A grama sintetizada na Arena Condá, fornecida pela mesma empresa que atua no Allianz Parque, possui 60 milímetros de altura, dez milímetros a mais que o gramado do estádio palmeirense. Essa característica tem gerado elogios tanto por parte dos jogadores quanto da comissão técnica e da direção da Chapecoense, que destacam a qualidade do novo campo.
A decisão de substituir o gramado tradicional foi resultado de conversas entre o prefeito de Chapecó e a direção do clube. O problema de umidade próximo à goleira da Ala Norte, aliado aos altos custos de manutenção do gramado anterior, foram fatores determinantes na escolha. A licitação para a nova instalação foi lançada no ano passado, e os trabalhos começaram no início deste ano.
A empresa Soccer Grass venceu a licitação com uma proposta de R$ 3.649.000,00, oferecendo um valor 34% inferior ao esperado. O novo gramado foi inaugurado em abril, durante uma partida entre a Chapecoense e o Coritiba, válida pela Série B do Campeonato Brasileiro. Ele foi projetado não apenas para suportar o calendário intenso de jogos e treinos, mas também para sediar de 7 a 8 shows por ano.

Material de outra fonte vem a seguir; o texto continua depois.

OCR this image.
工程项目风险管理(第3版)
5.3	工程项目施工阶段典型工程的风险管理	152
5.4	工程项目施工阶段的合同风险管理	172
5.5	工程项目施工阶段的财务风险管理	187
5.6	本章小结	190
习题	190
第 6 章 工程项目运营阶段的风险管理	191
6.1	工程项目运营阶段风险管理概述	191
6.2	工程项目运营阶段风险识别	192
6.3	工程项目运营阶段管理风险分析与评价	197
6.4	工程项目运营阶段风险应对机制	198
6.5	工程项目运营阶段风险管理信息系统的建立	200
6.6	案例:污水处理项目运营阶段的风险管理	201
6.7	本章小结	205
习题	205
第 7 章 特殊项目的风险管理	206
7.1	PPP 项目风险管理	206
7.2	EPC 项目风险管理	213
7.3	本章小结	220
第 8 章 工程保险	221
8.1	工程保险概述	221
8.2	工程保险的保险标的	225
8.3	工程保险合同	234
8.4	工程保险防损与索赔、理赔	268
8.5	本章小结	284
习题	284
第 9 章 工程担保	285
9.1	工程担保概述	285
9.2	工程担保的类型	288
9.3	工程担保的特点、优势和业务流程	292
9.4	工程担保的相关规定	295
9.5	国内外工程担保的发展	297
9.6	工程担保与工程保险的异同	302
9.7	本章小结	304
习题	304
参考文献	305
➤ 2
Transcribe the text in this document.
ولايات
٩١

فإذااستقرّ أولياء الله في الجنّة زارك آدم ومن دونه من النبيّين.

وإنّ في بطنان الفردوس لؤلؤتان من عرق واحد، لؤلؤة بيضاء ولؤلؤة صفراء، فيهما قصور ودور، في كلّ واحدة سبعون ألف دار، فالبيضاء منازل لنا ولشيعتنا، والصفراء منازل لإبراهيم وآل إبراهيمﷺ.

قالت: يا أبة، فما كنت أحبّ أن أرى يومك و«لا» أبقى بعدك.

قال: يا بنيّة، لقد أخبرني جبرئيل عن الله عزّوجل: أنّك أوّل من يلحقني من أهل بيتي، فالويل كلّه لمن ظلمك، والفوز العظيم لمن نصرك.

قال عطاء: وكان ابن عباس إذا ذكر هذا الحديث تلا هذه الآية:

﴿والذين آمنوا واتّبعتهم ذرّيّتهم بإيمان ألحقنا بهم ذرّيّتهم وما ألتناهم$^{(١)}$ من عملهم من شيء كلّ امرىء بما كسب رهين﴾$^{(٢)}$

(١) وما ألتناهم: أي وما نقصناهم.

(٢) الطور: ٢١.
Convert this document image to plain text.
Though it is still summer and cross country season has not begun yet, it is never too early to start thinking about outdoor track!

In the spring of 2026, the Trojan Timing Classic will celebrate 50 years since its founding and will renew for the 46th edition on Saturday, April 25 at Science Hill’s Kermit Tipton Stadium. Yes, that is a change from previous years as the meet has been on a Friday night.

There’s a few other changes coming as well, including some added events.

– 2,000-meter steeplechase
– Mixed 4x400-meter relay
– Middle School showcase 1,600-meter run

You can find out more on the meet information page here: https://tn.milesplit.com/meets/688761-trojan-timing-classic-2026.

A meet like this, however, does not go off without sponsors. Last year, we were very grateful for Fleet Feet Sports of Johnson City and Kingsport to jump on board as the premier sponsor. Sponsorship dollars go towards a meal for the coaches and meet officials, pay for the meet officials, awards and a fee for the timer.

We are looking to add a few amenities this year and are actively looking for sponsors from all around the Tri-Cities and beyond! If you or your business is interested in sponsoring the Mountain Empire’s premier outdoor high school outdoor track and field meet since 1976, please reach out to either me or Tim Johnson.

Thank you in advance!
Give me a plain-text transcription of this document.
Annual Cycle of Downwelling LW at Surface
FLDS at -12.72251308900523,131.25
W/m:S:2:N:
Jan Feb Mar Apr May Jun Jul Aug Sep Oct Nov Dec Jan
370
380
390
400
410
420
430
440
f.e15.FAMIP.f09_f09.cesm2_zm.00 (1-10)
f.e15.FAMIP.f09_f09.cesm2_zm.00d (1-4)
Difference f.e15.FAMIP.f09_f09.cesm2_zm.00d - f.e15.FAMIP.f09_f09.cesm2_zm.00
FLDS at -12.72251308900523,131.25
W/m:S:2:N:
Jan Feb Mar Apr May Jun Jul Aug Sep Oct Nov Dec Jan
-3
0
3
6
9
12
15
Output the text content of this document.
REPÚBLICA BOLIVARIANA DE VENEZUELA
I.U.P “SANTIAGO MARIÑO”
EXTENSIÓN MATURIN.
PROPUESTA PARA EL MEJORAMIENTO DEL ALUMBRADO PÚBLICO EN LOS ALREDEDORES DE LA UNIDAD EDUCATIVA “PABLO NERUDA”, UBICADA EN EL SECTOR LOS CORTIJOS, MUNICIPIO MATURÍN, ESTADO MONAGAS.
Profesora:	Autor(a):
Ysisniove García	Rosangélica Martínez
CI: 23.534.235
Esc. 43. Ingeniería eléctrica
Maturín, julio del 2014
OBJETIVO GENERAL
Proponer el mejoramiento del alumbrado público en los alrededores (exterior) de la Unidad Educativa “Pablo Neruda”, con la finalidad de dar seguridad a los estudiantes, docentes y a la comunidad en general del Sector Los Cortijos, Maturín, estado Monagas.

A receptividade do novo gramado trouxe um motivo a mais de orgulho para a cidade. A qualidade da grama, que atende ao selo FIFA, reafirma a decisão de investir na modernização do estádio e destaca seu potencial no cenário esportivo. Além disso, há a expectativa de que a Chapecoense retorne à Série A no próximo ano, consolidando ainda mais a importância da Arena Condá como um espaço adaptado às necessidades contemporâneas do futebol e do entretenimento.